Descriptions of graded work
Methods and Data Analysis Assignments:
Methods and Data Analysis assignments are posted on the Statistics 210 course web
site on Sakai. Students turn in these assignments at the beginning
of class on the due date. Students are permitted to work with
others on the assignments, but each person must write up and turn in
her or his own answers. The Methods and Data Analysis assignments include questions on
the computational and the mathematical aspects of the methods that
underpin the statistical models we learn during the semester, and
questions that ask students to apply the modeling skills discussed
during the semester.
Research Project:
For the final project, students analyze a data-based
research question of their choosing, subject to the instructor's
approval. The data should comprise several variables amenable to
statistical analyses via regression modeling. Students can bring
in their own research data sets, or they can ask the instructor for
assistance with identifying appropriate data. Students present their results in a poster session.
Detailed instructions are available on the Sakai site.
Term Exams:
The exams will cover mathematical and conceptual aspects of building
regression models. One exam will be after the unit on
multiple regression, which is approximately half way through the
course. The other will be towards the end of the course.

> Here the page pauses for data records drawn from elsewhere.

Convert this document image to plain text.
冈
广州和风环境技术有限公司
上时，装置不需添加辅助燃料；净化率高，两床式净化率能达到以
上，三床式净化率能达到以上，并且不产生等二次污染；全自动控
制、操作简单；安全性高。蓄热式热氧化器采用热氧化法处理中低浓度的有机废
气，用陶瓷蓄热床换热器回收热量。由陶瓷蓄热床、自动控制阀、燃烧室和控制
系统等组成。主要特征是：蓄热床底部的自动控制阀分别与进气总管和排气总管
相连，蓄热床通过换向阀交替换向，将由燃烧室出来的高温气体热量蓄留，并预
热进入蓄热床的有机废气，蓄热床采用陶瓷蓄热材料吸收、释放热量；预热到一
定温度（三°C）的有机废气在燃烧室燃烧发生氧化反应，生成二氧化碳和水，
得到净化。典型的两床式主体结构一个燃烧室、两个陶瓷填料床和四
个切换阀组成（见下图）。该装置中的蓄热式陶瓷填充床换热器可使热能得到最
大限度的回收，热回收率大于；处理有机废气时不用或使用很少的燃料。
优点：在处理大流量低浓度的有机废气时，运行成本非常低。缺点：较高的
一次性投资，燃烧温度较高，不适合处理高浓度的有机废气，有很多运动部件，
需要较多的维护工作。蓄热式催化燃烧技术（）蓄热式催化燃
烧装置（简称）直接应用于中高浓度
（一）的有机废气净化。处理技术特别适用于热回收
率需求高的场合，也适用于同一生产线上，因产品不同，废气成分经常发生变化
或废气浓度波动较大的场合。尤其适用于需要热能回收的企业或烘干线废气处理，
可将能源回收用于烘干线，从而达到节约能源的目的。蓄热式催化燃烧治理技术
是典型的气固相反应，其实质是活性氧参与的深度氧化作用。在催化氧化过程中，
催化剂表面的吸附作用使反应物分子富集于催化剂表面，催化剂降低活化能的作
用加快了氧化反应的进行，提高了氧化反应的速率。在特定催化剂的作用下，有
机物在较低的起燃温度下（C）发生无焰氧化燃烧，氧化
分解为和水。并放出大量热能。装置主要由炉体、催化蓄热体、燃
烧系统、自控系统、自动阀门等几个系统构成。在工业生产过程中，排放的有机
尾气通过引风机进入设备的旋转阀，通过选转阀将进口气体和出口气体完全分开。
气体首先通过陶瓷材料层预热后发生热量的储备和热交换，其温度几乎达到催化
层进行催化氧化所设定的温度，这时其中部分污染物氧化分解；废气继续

Students are expected to abide by Duke's Community Standard for all
work
for this course. Violations of the Standard will result in a
zero grade for the relevant assignment and will be reported to the Dean of
Students for
adjudication. Additionally, there may be penalties to the final grade for the course. Ignorance of what constitutes academic dishonesty
is
not a justifiable excuse for violations.
For the exams, students are required to work alone. For the
Methods and Data Analysis assignments, students may work
with a study group
but each student must write up and submit his or her own answers. For the
final project, students are required to perform the data analysis
and make the poster individually (although students can consult with
the instructor and discuss ideas with other students in the class).